STAFF SOL QUINTANA ROO

Cancún.- El fotógrafo submarino mexicano Rodrigo Friscione encontró cinco cenotes de agua dulce en las profundidades del mar Caribe mexicano, lo que es un hallazgo inédito.

Se trata de cinco profundos cenotes ubicados a poco más de 22 kilómetros de la costa del estado de Quintana Roo, entre las turísticas Isla Mujeres e Isla Contoy. Uno de los cenotes será explorado a detalle por Friscione y un grupo de buzos, espeleólogos y biólogos y arqueólogos marinos, con ayuda de Robert Ballard, quien descubrió los restos del Titanic en 1989, y su equipo de submarinos operados de manera remota.

En la Península de Yucatán son comunes los cenotes entre la selva e incluso entre las calles de algunas ciudades, pero no se tenía el registro de manantiales de agua dulce a tan larga distancia de la superficie, profundos y, además, con estructura calcárea.
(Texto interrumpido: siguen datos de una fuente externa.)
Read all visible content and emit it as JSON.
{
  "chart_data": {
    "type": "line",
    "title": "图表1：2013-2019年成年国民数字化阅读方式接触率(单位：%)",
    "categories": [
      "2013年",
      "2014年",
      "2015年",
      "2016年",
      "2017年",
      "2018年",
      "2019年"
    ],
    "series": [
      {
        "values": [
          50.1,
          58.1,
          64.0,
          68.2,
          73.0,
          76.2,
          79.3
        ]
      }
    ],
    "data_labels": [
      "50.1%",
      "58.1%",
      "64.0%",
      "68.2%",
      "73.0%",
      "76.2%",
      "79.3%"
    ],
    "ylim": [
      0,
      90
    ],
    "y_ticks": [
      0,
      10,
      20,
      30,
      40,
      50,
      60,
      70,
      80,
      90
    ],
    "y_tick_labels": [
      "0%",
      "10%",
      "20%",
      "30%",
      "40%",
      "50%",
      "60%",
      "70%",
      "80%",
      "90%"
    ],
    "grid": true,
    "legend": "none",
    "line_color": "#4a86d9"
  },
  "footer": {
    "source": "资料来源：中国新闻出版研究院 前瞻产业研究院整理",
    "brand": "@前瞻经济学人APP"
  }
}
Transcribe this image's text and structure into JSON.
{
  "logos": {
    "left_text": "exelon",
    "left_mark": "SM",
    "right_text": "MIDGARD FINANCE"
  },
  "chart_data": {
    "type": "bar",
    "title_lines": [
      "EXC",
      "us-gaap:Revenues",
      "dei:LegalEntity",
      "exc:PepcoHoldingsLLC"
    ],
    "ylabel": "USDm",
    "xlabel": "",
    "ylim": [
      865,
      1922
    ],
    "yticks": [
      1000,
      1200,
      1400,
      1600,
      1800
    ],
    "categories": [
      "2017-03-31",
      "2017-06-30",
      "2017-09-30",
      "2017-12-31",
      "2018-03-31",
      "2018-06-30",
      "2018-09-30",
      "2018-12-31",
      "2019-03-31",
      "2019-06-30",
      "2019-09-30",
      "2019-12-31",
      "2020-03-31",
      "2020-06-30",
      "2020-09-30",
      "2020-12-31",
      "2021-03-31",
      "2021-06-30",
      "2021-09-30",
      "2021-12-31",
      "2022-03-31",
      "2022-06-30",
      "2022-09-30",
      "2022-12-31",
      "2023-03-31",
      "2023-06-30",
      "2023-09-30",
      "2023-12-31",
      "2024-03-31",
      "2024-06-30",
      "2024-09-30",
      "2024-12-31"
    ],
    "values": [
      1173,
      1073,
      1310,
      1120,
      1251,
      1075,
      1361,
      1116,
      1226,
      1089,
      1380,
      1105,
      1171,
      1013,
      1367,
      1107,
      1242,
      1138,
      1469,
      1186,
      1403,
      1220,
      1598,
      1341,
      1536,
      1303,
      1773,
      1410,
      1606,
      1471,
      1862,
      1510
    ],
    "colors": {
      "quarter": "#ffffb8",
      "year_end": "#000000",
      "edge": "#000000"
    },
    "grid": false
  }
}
Aquel hueco infinito era el primero de cinco cenotes marinos hasta ahora descubiertos. Y es que, a diferencia del resto del país, en la península no existen ríos en la superficie ni hay deltas visibles, en cambio, la región tiene un complejo sistema de ríos subterráneos, que transitan entre grutas, cavernas y demás oquedades.

La hipótesis más fuerte es que los cenotes hallados podrían estar conectados al sistema de ríos subterráneos de Yucatán.
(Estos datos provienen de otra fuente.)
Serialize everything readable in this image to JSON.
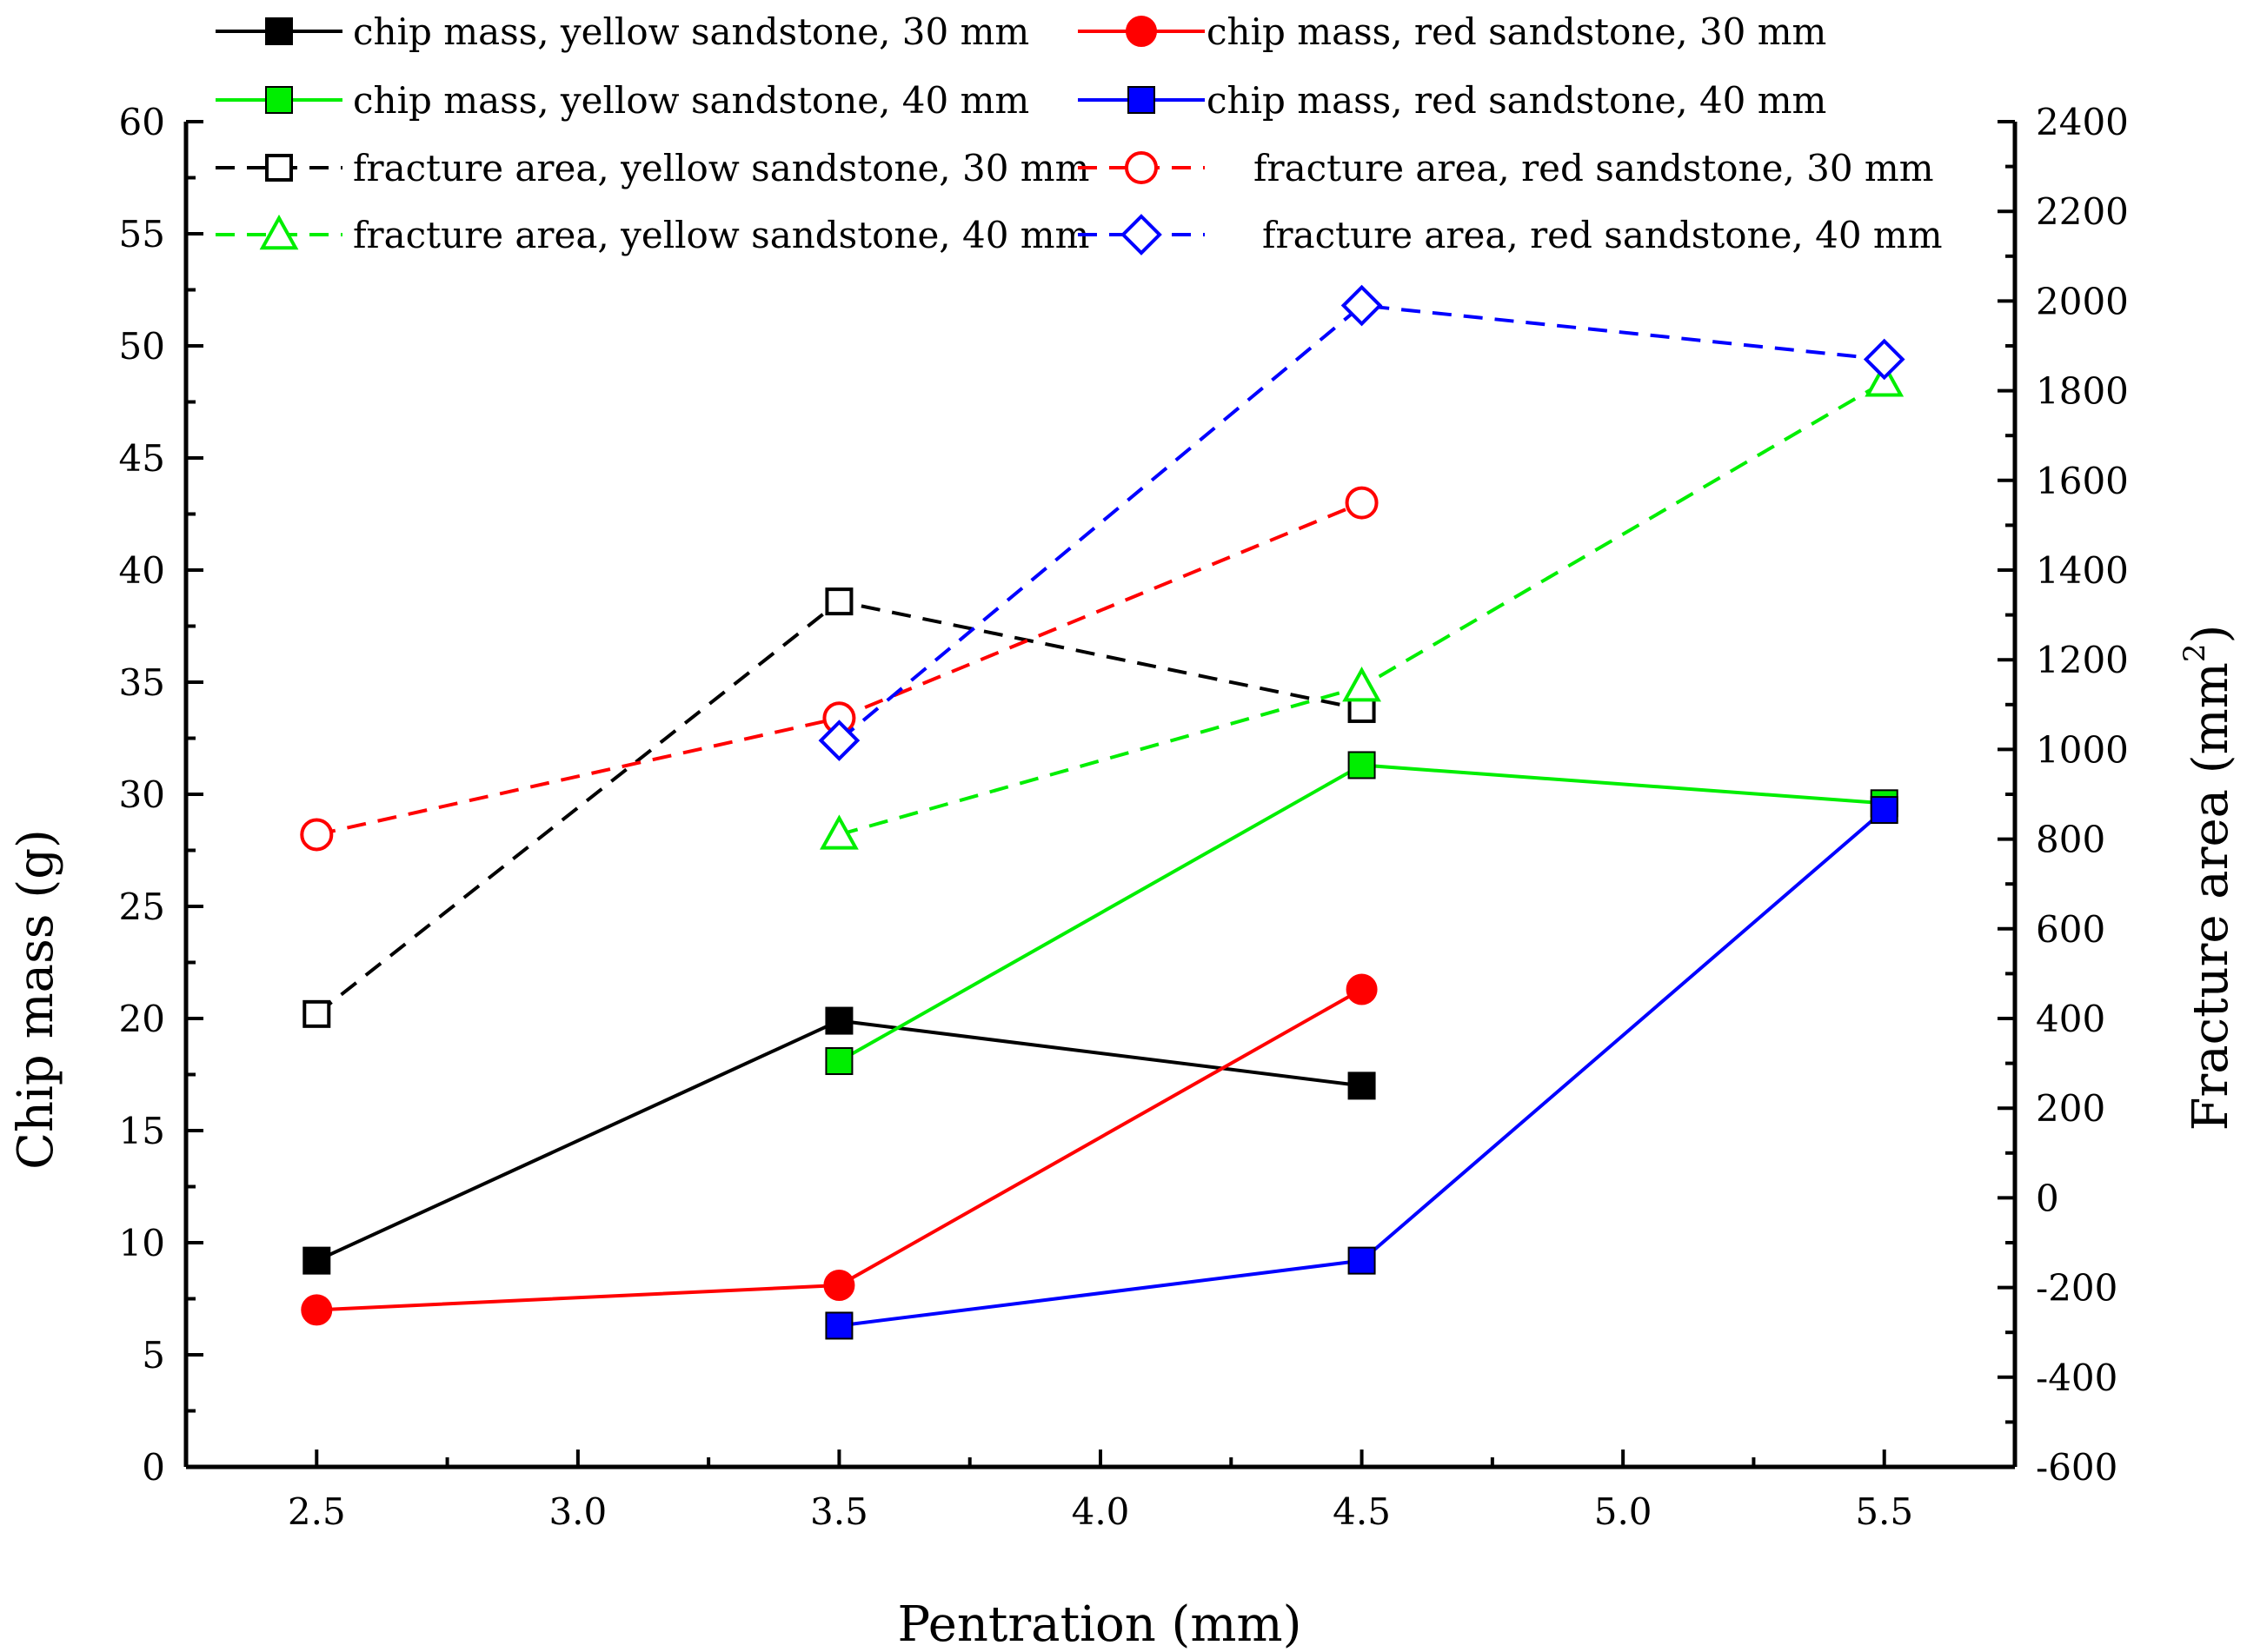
{
  "chart_data": {
    "type": "line",
    "xlabel": "Pentration (mm)",
    "ylabel": "Chip mass (g)",
    "y2label": "Fracture area (mm",
    "y2label_superscript": "2",
    "xlim": [
      2.25,
      5.75
    ],
    "ylim": [
      0,
      60
    ],
    "y2lim": [
      -600,
      2400
    ],
    "x_ticks": [
      "2.5",
      "3.0",
      "3.5",
      "4.0",
      "4.5",
      "5.0",
      "5.5"
    ],
    "y_ticks": [
      "0",
      "5",
      "10",
      "15",
      "20",
      "25",
      "30",
      "35",
      "40",
      "45",
      "50",
      "55",
      "60"
    ],
    "y2_ticks": [
      "-600",
      "-400",
      "-200",
      "0",
      "200",
      "400",
      "600",
      "800",
      "1000",
      "1200",
      "1400",
      "1600",
      "1800",
      "2000",
      "2200",
      "2400"
    ],
    "legend_position": "top",
    "series": [
      {
        "name": "chip mass, yellow sandstone, 30 mm",
        "axis": "left",
        "color": "#000000",
        "dash": "solid",
        "marker": "square-filled",
        "x": [
          2.5,
          3.5,
          4.5
        ],
        "values": [
          9.2,
          19.9,
          17.0
        ]
      },
      {
        "name": "chip mass, red sandstone, 30 mm",
        "axis": "left",
        "color": "#ff0000",
        "dash": "solid",
        "marker": "circle-filled",
        "x": [
          2.5,
          3.5,
          4.5
        ],
        "values": [
          7.0,
          8.1,
          21.3
        ]
      },
      {
        "name": "chip mass, yellow sandstone, 40 mm",
        "axis": "left",
        "color": "#00ee00",
        "dash": "solid",
        "marker": "square-filled",
        "x": [
          3.5,
          4.5,
          5.5
        ],
        "values": [
          18.1,
          31.3,
          29.6
        ]
      },
      {
        "name": "chip mass, red sandstone, 40 mm",
        "axis": "left",
        "color": "#0000ff",
        "dash": "solid",
        "marker": "square-filled",
        "x": [
          3.5,
          4.5,
          5.5
        ],
        "values": [
          6.3,
          9.2,
          29.3
        ]
      },
      {
        "name": "fracture area, yellow sandstone, 30 mm",
        "axis": "right",
        "color": "#000000",
        "dash": "dashed",
        "marker": "square-open",
        "x": [
          2.5,
          3.5,
          4.5
        ],
        "values": [
          410,
          1330,
          1090
        ]
      },
      {
        "name": "fracture area, red sandstone, 30 mm",
        "axis": "right",
        "color": "#ff0000",
        "dash": "dashed",
        "marker": "circle-open",
        "x": [
          2.5,
          3.5,
          4.5
        ],
        "values": [
          810,
          1070,
          1550
        ]
      },
      {
        "name": "fracture area, yellow sandstone, 40 mm",
        "axis": "right",
        "color": "#00ee00",
        "dash": "dashed",
        "marker": "triangle-open",
        "x": [
          3.5,
          4.5,
          5.5
        ],
        "values": [
          810,
          1140,
          1820
        ]
      },
      {
        "name": "fracture area, red sandstone, 40 mm",
        "axis": "right",
        "color": "#0000ff",
        "dash": "dashed",
        "marker": "diamond-open",
        "x": [
          3.5,
          4.5,
          5.5
        ],
        "values": [
          1020,
          1990,
          1870
        ]
      }
    ]
  }
}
La primera inmersión al cenote marino, ubicado 25 kilómetros de Isla Mujeres y a 30 metros de profundidad, se hizo el 16 de octubre de 2016. El hallazgo se mantuvo en secreto por poco más de tres años, pues primero quisieron realizar estudios.

Los otros cuatro cenotes se descubrieron luego de varias exploraciones por el lugar. Uno de ellos se localizó en 2017 y el resto en 2019.
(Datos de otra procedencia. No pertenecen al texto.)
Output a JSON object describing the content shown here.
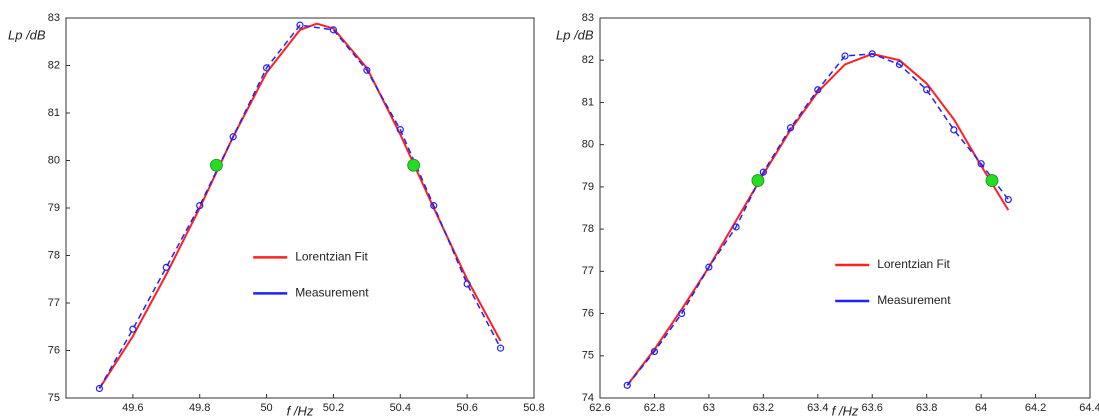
{
  "chart_data": [
    {
      "type": "line",
      "y_label": "Lp /dB",
      "x_label": "f /Hz",
      "xlim": [
        49.4,
        50.8
      ],
      "xticks": [
        49.6,
        49.8,
        50,
        50.2,
        50.4,
        50.6,
        50.8
      ],
      "ylim": [
        75,
        83
      ],
      "yticks": [
        75,
        76,
        77,
        78,
        79,
        80,
        81,
        82,
        83
      ],
      "legend": "lower center",
      "series": [
        {
          "name": "Lorentzian Fit",
          "color": "#ff2020",
          "linestyle": "solid",
          "marker": "none",
          "x": [
            49.5,
            49.6,
            49.7,
            49.8,
            49.9,
            50.0,
            50.1,
            50.15,
            50.2,
            50.3,
            50.4,
            50.5,
            50.6,
            50.7
          ],
          "values": [
            75.2,
            76.3,
            77.6,
            79.0,
            80.5,
            81.85,
            82.75,
            82.88,
            82.78,
            81.95,
            80.55,
            79.0,
            77.5,
            76.2
          ]
        },
        {
          "name": "Measurement",
          "color": "#2020ff",
          "linestyle": "dashed",
          "marker": "o",
          "x": [
            49.5,
            49.6,
            49.7,
            49.8,
            49.9,
            50.0,
            50.1,
            50.2,
            50.3,
            50.4,
            50.5,
            50.6,
            50.7
          ],
          "values": [
            75.2,
            76.45,
            77.75,
            79.05,
            80.5,
            81.95,
            82.85,
            82.75,
            81.9,
            80.65,
            79.05,
            77.4,
            76.05
          ]
        },
        {
          "color": "#22dd22",
          "linestyle": "none",
          "marker": "filled",
          "x": [
            49.85,
            50.44
          ],
          "values": [
            79.9,
            79.9
          ]
        }
      ]
    },
    {
      "type": "line",
      "y_label": "Lp /dB",
      "x_label": "f /Hz",
      "xlim": [
        62.6,
        64.4
      ],
      "xticks": [
        62.6,
        62.8,
        63,
        63.2,
        63.4,
        63.6,
        63.8,
        64,
        64.2,
        64.4
      ],
      "ylim": [
        74,
        83
      ],
      "yticks": [
        74,
        75,
        76,
        77,
        78,
        79,
        80,
        81,
        82,
        83
      ],
      "legend": "lower center",
      "series": [
        {
          "name": "Lorentzian Fit",
          "color": "#ff2020",
          "linestyle": "solid",
          "marker": "none",
          "x": [
            62.7,
            62.8,
            62.9,
            63.0,
            63.1,
            63.2,
            63.3,
            63.4,
            63.5,
            63.6,
            63.7,
            63.8,
            63.9,
            64.0,
            64.1
          ],
          "values": [
            74.3,
            75.15,
            76.1,
            77.1,
            78.2,
            79.3,
            80.35,
            81.25,
            81.9,
            82.15,
            82.0,
            81.45,
            80.6,
            79.5,
            78.45
          ]
        },
        {
          "name": "Measurement",
          "color": "#2020ff",
          "linestyle": "dashed",
          "marker": "o",
          "x": [
            62.7,
            62.8,
            62.9,
            63.0,
            63.1,
            63.2,
            63.3,
            63.4,
            63.5,
            63.6,
            63.7,
            63.8,
            63.9,
            64.0,
            64.1
          ],
          "values": [
            74.3,
            75.1,
            76.0,
            77.1,
            78.05,
            79.35,
            80.4,
            81.3,
            82.1,
            82.15,
            81.9,
            81.3,
            80.35,
            79.55,
            78.7
          ]
        },
        {
          "color": "#22dd22",
          "linestyle": "none",
          "marker": "filled",
          "x": [
            63.18,
            64.04
          ],
          "values": [
            79.15,
            79.15
          ]
        }
      ]
    }
  ]
}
Para explorar más a fondo el primer cenote marino, estudiar sus galerías y hacerlo de manera segura, Guillermo de Anda, decano en arqueología subacuática, está gestionando equipo tecnológico que permita llevarlo a cabo.

De Anda propuso a su colega Robert Ballard, conocido además por haber descubierto del acorazado de Bismarck y del trasatlántico RMS Lusitania, que se involucrara en el proyecto, pues con su vehículo operado remotamente (ROV) y su vehículo submarino autónomo (SUV) el cometido sería más fácil y menos peligroso. Ballard se mostró “entusiasmado” y aceptó de inmediato.

La idea era explorar el cenote durante 2020, pero se atravesó la pandemia del coronavirus, lo cual frenó el proyecto de manera indefinida. Aunque han tocado las puertas de la Secretaría de Medio Ambiente y Recursos Naturales (Semarnat) y del Consejo Nacional de Ciencia y Tecnología (Concacyt), no han recibido respuesta.

Hay otro factor que entusiasma a Guillermo de Anda: se trata de un cenote kárstico, es decir, podría haber estado seco hace miles de años, cuando el nivel del mar estaba muy por debajo de lo actual y aquello era una cueva y no un cenote.

Este descubrimiento abrirá un sin fin de líneas interpretativas. El biólogo Rafael de la Parra, director de la asociación civil Ch’ooj Ajauil, ya se encuentra investigando la relación entre estos cenotes y la ruta que siguen el tiburón ballena y las mantarrayas en la región.